In a climate in which governments are increasingly dependent on businesses to provide jobs, employers are becoming ever more powerful, write economists Rick van der Ploeg and Willem Vermeend.
A recent study published by the Dutch central bank (DNB) has put the spotlights on the great shortage of paid employment in this country. Apart from around 600,000 unemployed, some five million people who are not currently active on the labour market would like to be, while 500,000 workers are looking to increase their hours.
Respective cabinets have put in place various measures to create extra jobs, in particular in the wake of the economic crisis. Job schemes, fiscal and other subsidies for employers, and training programmes are some examples. Not only in this country but in other countries too, the effect of these measures has been largely disappointing.
This does not bode very well for the future, which, for the industrial countries of the west, will be characterised by job-poor economic growth and a rapidly changing labour market due to digitalisation, automation and internationalisation. Hundreds of thousands of mainly middle management jobs will be ‘automated away’ in the coming years.
This is why social affairs minister Asscher thinks all working people should be required by law to participate in training programmes. This new scheme, introduced last week, is aimed at increasing people’s ability to make the transition to growing business sectors. It’s a fine proposal in itself but it won’t solve the great shortage of work and jobs. And then there’s the fierce international competition for jobs to reckon with.
Local authorities are down-sizing everywhere and governments have to look to businesses and start-ups to provide jobs. Jobs are lost there too, but at the same time new companies are generating new jobs. According to British research, extra jobs are created largely by so-called scale-ups (fast-growing, innovative start-ups).
As governments are having to turn to businesses to find jobs, we see that even left-wing parties are supporting measures which will create a business-friendly climate. Countries are doing their best to encourage employers by offering tax deals, quick licences, cheap premises, lower premiums on wages, training programmes, scope for flex work and, first and foremost, less red tape.
The international competition for employers and jobs is fierce and it’s growing. Attempts by Brussels to contain this race to the bottom within the EU have not been successful, on the contrary. Many countries, tired of EU intervention, are stepping up their efforts. They are focusing on national employment figures, and, as is happening with the refugee crisis, they are plotting their own course.

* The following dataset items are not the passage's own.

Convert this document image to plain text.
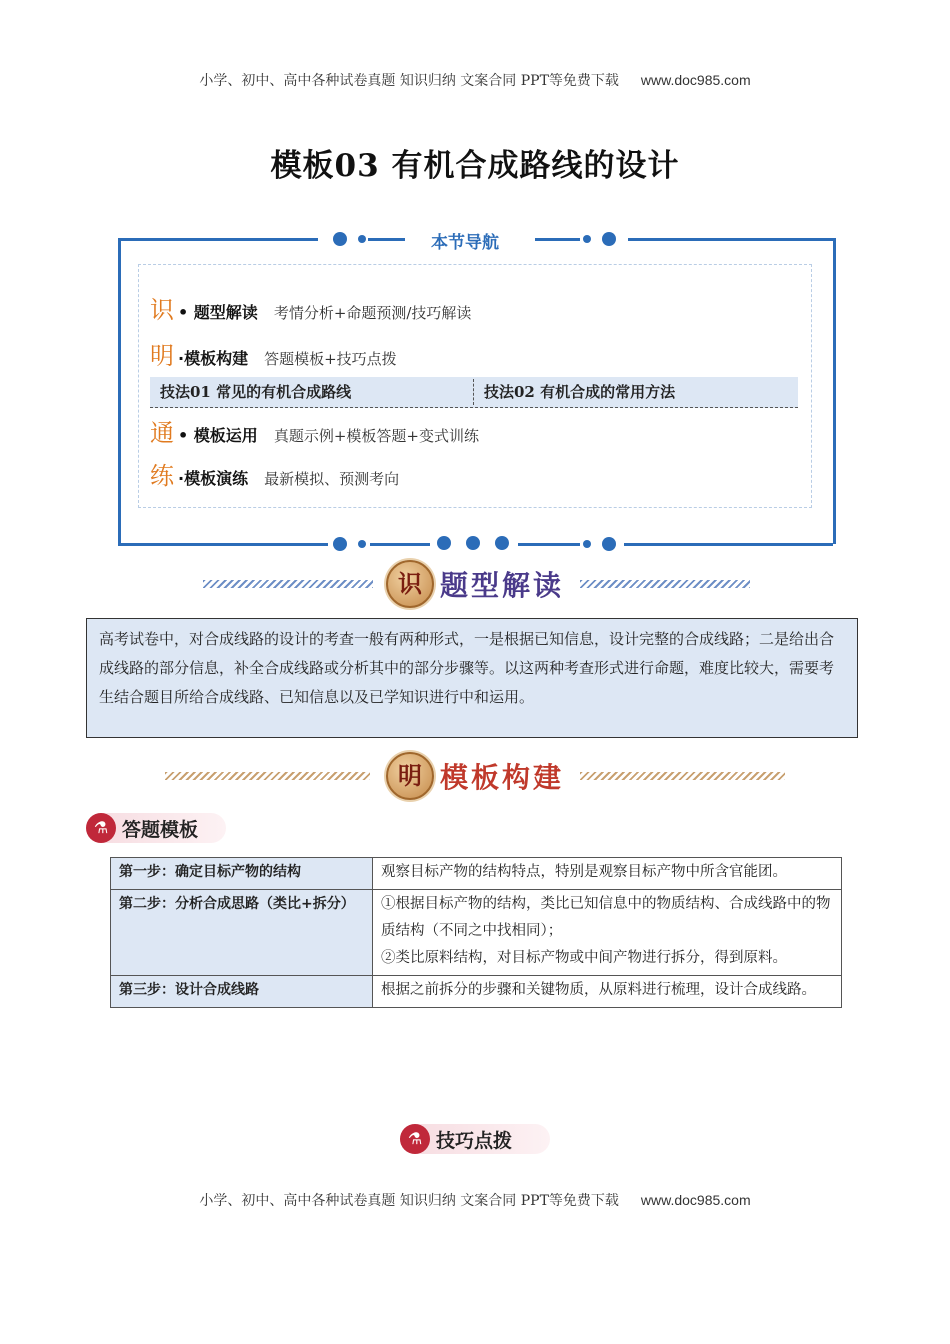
小学、初中、高中各种试卷真题 知识归纳 文案合同 PPT等免费下载 www.doc985.com
模板03 有机合成路线的设计
本节导航
识 • 题型解读 考情分析+命题预测/技巧解读
明 ·模板构建 答题模板+技巧点拨
技法01 常见的有机合成路线	技法02 有机合成的常用方法
通 • 模板运用 真题示例+模板答题+变式训练
练 ·模板演练 最新模拟、预测考向
识 题型解读
高考试卷中，对合成线路的设计的考查一般有两种形式，一是根据已知信息，设计完整的合成线路；二是给出合成线路的部分信息，补全合成线路或分析其中的部分步骤等。以这两种考查形式进行命题，难度比较大，需要考生结合题目所给合成线路、已知信息以及已学知识进行中和运用。
明 模板构建
⚗ 答题模板
第一步：确定目标产物的结构	观察目标产物的结构特点，特别是观察目标产物中所含官能团。
第二步：分析合成思路（类比+拆分）	①根据目标产物的结构，类比已知信息中的物质结构、合成线路中的物质结构（不同之中找相同）；
②类比原料结构，对目标产物或中间产物进行拆分，得到原料。

第三步：设计合成线路	根据之前拆分的步骤和关键物质，从原料进行梳理，设计合成线路。
⚗ 技巧点拨
小学、初中、高中各种试卷真题 知识归纳 文案合同 PPT等免费下载 www.doc985.com
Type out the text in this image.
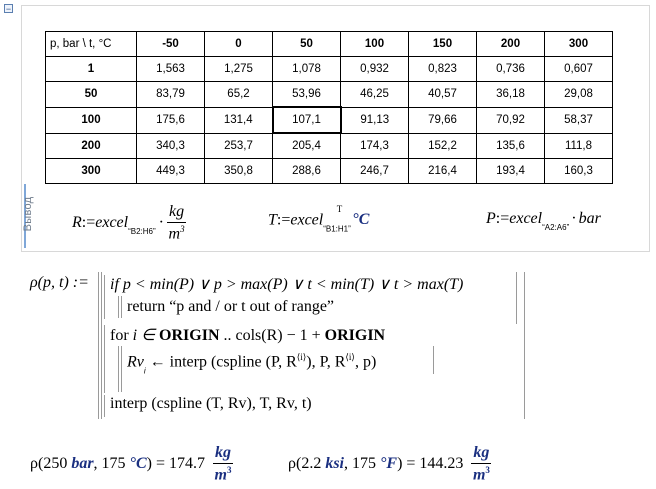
−
Вывод
p, bar \ t, °C	-50	0	50	100	150	200	300
1	1,563	1,275	1,078	0,932	0,823	0,736	0,607
50	83,79	65,2	53,96	46,25	40,57	36,18	29,08
100	175,6	131,4	107,1	91,13	79,66	70,92	58,37
200	340,3	253,7	205,4	174,3	152,2	135,6	111,8
300	449,3	350,8	288,6	246,7	216,4	193,4	160,3
R:=excel$_{“B2:H6”}$· $\frac{kg}{m^3}$	T:=excel$_{“B1:H1”}^T$°C	P:=excel$_{“A2:A6”}$· bar
ρ(p, t) := if p < min(P) ∨ p > max(P) ∨ t < min(T) ∨ t > max(T)
return “p and / or t out of range”
for i ∈ ORIGIN .. cols(R) − 1 + ORIGIN
$Rv_i$ ← interp (cspline (P, $R^{⟨i⟩}$), P, $R^{⟨i⟩}$, p)
interp (cspline (T, Rv), T, Rv, t)
ρ(250 bar, 175 $^\circ C) = 174.7 \frac{kg}{m^3}$	ρ(2.2 ksi, 175 $^\circ F) = 144.23 \frac{kg}{m^3}$
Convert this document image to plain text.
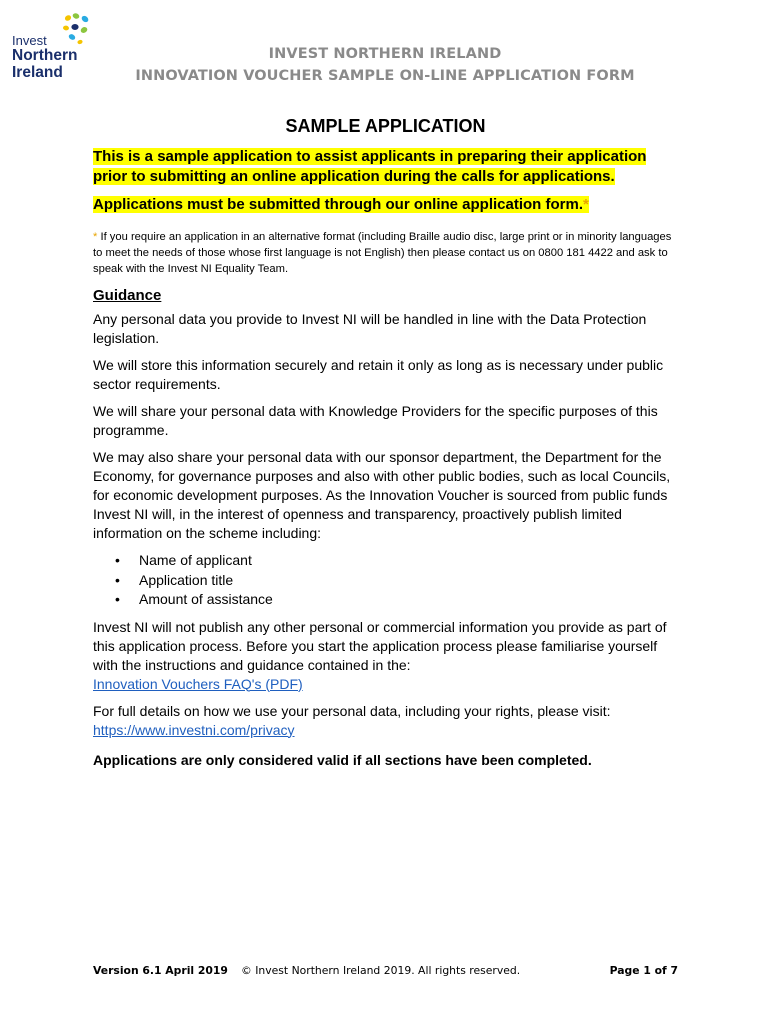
Invest
Northern
Ireland
INVEST NORTHERN IRELAND
INNOVATION VOUCHER SAMPLE ON-LINE APPLICATION FORM
SAMPLE APPLICATION

This is a sample application to assist applicants in preparing their application prior to submitting an online application during the calls for applications.

Applications must be submitted through our online application form.*

* If you require an application in an alternative format (including Braille audio disc, large print or in minority languages to meet the needs of those whose first language is not English) then please contact us on 0800 181 4422 and ask to speak with the Invest NI Equality Team.

Guidance

Any personal data you provide to Invest NI will be handled in line with the Data Protection legislation.

We will store this information securely and retain it only as long as is necessary under public sector requirements.

We will share your personal data with Knowledge Providers for the specific purposes of this programme.

We may also share your personal data with our sponsor department, the Department for the Economy, for governance purposes and also with other public bodies, such as local Councils, for economic development purposes. As the Innovation Voucher is sourced from public funds Invest NI will, in the interest of openness and transparency, proactively publish limited information on the scheme including:

• Name of applicant
• Application title
• Amount of assistance

Invest NI will not publish any other personal or commercial information you provide as part of this application process. Before you start the application process please familiarise yourself with the instructions and guidance contained in the:
Innovation Vouchers FAQ's (PDF)

For full details on how we use your personal data, including your rights, please visit:
https://www.investni.com/privacy

Applications are only considered valid if all sections have been completed.

Version 6.1 April 2019 © Invest Northern Ireland 2019. All rights reserved.	Page 1 of 7
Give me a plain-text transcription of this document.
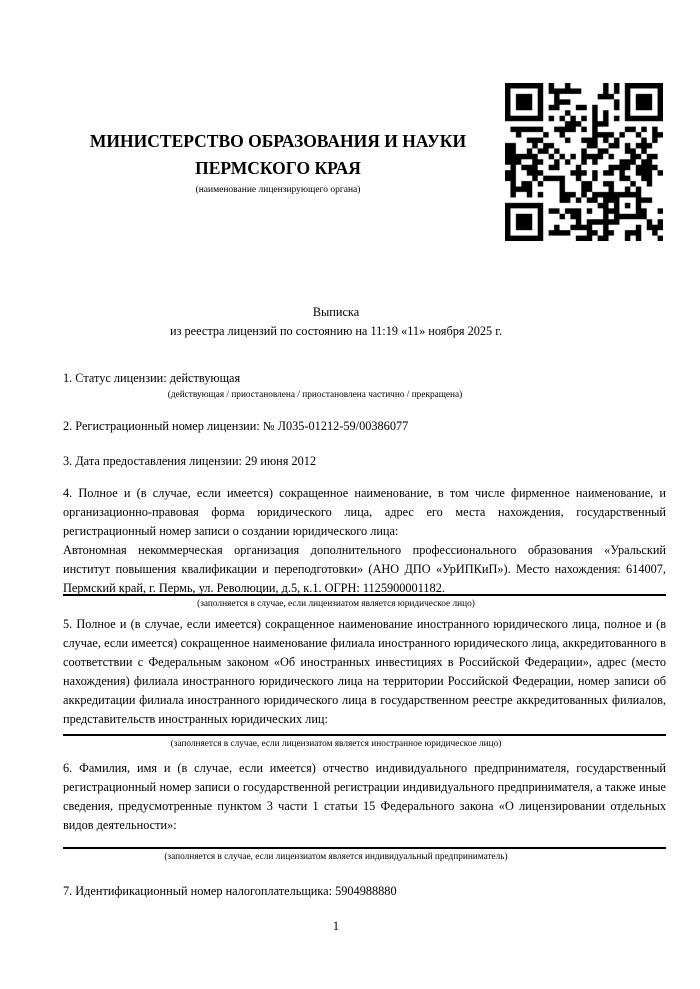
МИНИСТЕРСТВО ОБРАЗОВАНИЯ И НАУКИ
ПЕРМСКОГО КРАЯ
(наименование лицензирующего органа)
Выписка
из реестра лицензий по состоянию на 11:19 «11» ноября 2025 г.
1. Статус лицензии: действующая
(действующая / приостановлена / приостановлена частично / прекращена)
2. Регистрационный номер лицензии: № Л035-01212-59/00386077
3. Дата предоставления лицензии: 29 июня 2012
4. Полное и (в случае, если имеется) сокращенное наименование, в том числе фирменное наименование, и организационно-правовая форма юридического лица, адрес его места нахождения, государственный регистрационный номер записи о создании юридического лица:
Автономная некоммерческая организация дополнительного профессионального образования «Уральский институт повышения квалификации и переподготовки» (АНО ДПО «УрИПКиП»). Место нахождения: 614007, Пермский край, г. Пермь, ул. Революции, д.5, к.1. ОГРН: 1125900001182.
(заполняется в случае, если лицензиатом является юридическое лицо)
5. Полное и (в случае, если имеется) сокращенное наименование иностранного юридического лица, полное и (в случае, если имеется) сокращенное наименование филиала иностранного юридического лица, аккредитованного в соответствии с Федеральным законом «Об иностранных инвестициях в Российской Федерации», адрес (место нахождения) филиала иностранного юридического лица на территории Российской Федерации, номер записи об аккредитации филиала иностранного юридического лица в государственном реестре аккредитованных филиалов, представительств иностранных юридических лиц:
(заполняется в случае, если лицензиатом является иностранное юридическое лицо)
6. Фамилия, имя и (в случае, если имеется) отчество индивидуального предпринимателя, государственный регистрационный номер записи о государственной регистрации индивидуального предпринимателя, а также иные сведения, предусмотренные пунктом 3 части 1 статьи 15 Федерального закона «О лицензировании отдельных видов деятельности»:
(заполняется в случае, если лицензиатом является индивидуальный предприниматель)
7. Идентификационный номер налогоплательщика: 5904988880
1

In the UK this development has led to a referendum on a possible Brexit on June 23. Jobs are playing a central part. Supporters think a Brexit will revive the economy and generate jobs while opponents predict massive job losses.
Brexit supporters dismiss this as scaremongering but as the referendum date is drawing near an increasing number of entrepreneurs are saying they will be taking their businesses elsewhere. If the UK exits the EU, companies will be faced with a number of trade restrictions and a considerable hike in export costs. That means they can no longer compete with other European businesses and for many that means a swift relocation to another EU member country.
In the age of the internet in which more and more work is done digitally, such a move can be achieved quickly. Meanwhile the other EU countries are doing their utmost to tempt these entrepreneurs. France and Germany have already opened their doors to London’s financial sector which will collapse with the loss of the EU membership.
British politicians and voters who support a Brexit are furious with the entrepreneurs who have announced their departure. They might as well save their breath. Entrepreneurs have to compete worldwide and will always settle in countries with the most advantageous business climate.
The reaction of British business has been short and to the point: ‘we will respect the outcome of the referendum but we will be the ones to decide where to take our businesses.’
And that is the attitude of businesses everywhere, including the Netherlands. Politicians and voters may resent the powerful position of businesses but that is the way it is now.
A recent example is Rutte 2’s failed attempt to promote fixed contracts via legal measures: entrepreneurs are making their own calculations and are replacing ‘fixed’ with ‘flex’.
Recent research shows that a large majority of small and medium-sized businesses will be using flex workers to fill posts. Fixed contracts are too expensive and rigid. Employers are also wary of the risk of long drawn out payments in case of illness.
Their decisions are based on the interest of their businesses and they rightly point out that the climate for small businesses in most other European countries is considerably better. Employers’ costs are much lower and there is less red tape to deal with.
By adapting our rules and taxes to the business-friendly climate in those countries, employment in the Netherlands could increase significantly.
Fixed contracts, the preferred option for many workers, can be promoted by reducing employers’ costs and incorporating more flexibility in the contract.
The daily reality shows that politicians and voters depend on companies for jobs, whether they like it or not. And their power will only increase.